— Да уж... — Тилос негромко смеется. — Действительно, если смотреть на мир с такой точки зрения, все мы зануды. Согласен.
— Предположим, тогда все закончилось бы хорошо. Бандиты сбежали, прекрасная девица спасена из беды и дарит спасителю свой поцелуй...
— Она была замужем, — качает головой Тилос.
— Но ты-то не знал. Ты просто вступился за нее. А теперь ответь, только честно: вступился ли бы ты так же охотно за угрюмого бородатого мужика с наколками на плечах и толстым пивным брюхом?
— Разумеется, — твердо отвечает Тилос. — Четверо на одного...
— Ничуть не разумеется. Вполне возможно, ты решил бы, что его проблемы — не твои, что он сам виноват, да и вообще — мужик он или не мужик? Погоди! — Джао поднимает руку, останавливая возмущенный возглас. — Я же сказал — возможно. Но даже если бы и вступился, то с куда меньшей охотой. Не спорь.
— Предположим, — после паузы отвечает молодой Хранитель. — И что с того?
— И тут вся суть. Когда ты что-то делаешь для других, ты ждешь благодарности за поступок, сознательно или подсознательно. Это не хорошо и не плохо.
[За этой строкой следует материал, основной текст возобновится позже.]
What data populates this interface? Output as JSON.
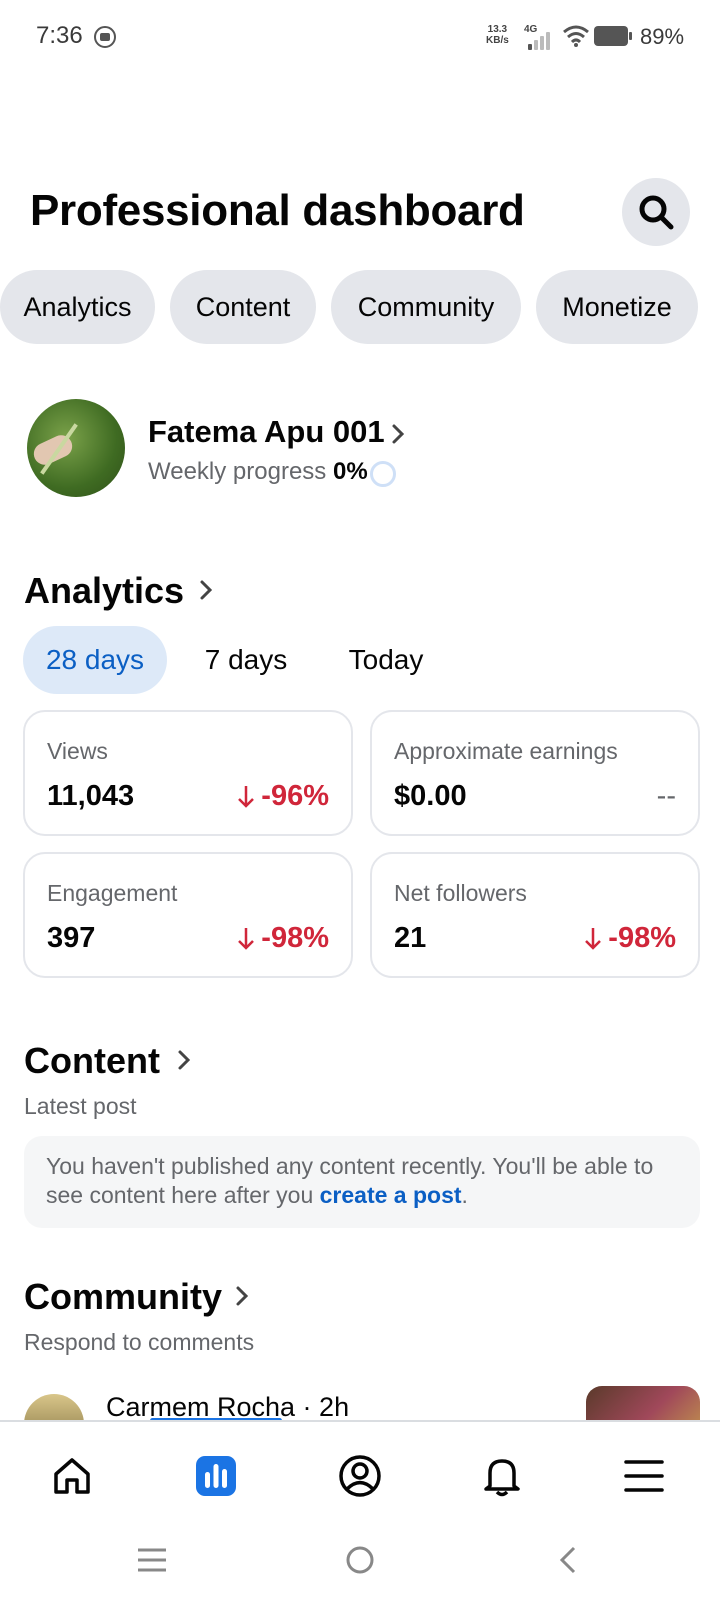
{
  "status_bar": {
    "time": "7:36",
    "net_speed_value": "13.3",
    "net_speed_unit": "KB/s",
    "network_type": "4G",
    "battery_percent": "89%"
  },
  "header": {
    "title": "Professional dashboard",
    "search_icon": "search-icon"
  },
  "tabs": [
    {
      "label": "Analytics"
    },
    {
      "label": "Content"
    },
    {
      "label": "Community"
    },
    {
      "label": "Monetize"
    }
  ],
  "profile": {
    "name": "Fatema Apu 001",
    "weekly_label": "Weekly progress",
    "weekly_value": "0%",
    "weekly_progress_fraction": 0
  },
  "analytics": {
    "title": "Analytics",
    "periods": [
      {
        "label": "28 days",
        "active": true
      },
      {
        "label": "7 days",
        "active": false
      },
      {
        "label": "Today",
        "active": false
      }
    ],
    "metrics": [
      {
        "label": "Views",
        "value": "11,043",
        "change": "-96%",
        "direction": "down"
      },
      {
        "label": "Approximate earnings",
        "value": "$0.00",
        "change": "--",
        "direction": "none"
      },
      {
        "label": "Engagement",
        "value": "397",
        "change": "-98%",
        "direction": "down"
      },
      {
        "label": "Net followers",
        "value": "21",
        "change": "-98%",
        "direction": "down"
      }
    ]
  },
  "content": {
    "title": "Content",
    "subtitle": "Latest post",
    "notice_text": "You haven't published any content recently. You'll be able to see content here after you ",
    "notice_link": "create a post",
    "notice_end": "."
  },
  "community": {
    "title": "Community",
    "subtitle": "Respond to comments",
    "comment_author": "Carmem Rocha · 2h"
  },
  "bottom_nav": [
    {
      "icon": "home-icon"
    },
    {
      "icon": "dashboard-icon",
      "active": true
    },
    {
      "icon": "profile-icon"
    },
    {
      "icon": "bell-icon"
    },
    {
      "icon": "menu-icon"
    }
  ],
  "colors": {
    "accent": "#1b74e4",
    "negative": "#d0263a",
    "pill_bg": "#e4e6eb"
  }
}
Наши животные инстинкты диктуют спасать только тех членов племени, что важны для его выживания, молодых фертильных женщин в первую очередь. А как для молодой женщины естественно отблагодарить спасителя-мужчину?
— Пусть так. Но, извини меня, при чем здесь смысл жизни? И какое отношение...
— Ох, нынешняя молодежь такая нетерпеливая! Я пытаюсь объяснить, почему Хранители решились сыграть в открытую. Сможешь сделать последний шаг самостоятельно?
Молчание.
— Да, наверное, — наконец говорит Тилос. — Все мы видим смысл жизни в том, чтобы помогать другим. Ведь Хранителей так и отбирают, верно? Но, действуя тайно, мы не видим благодарности от тех, кому помогаем, и наши инстинкты бунтуют... Я прав?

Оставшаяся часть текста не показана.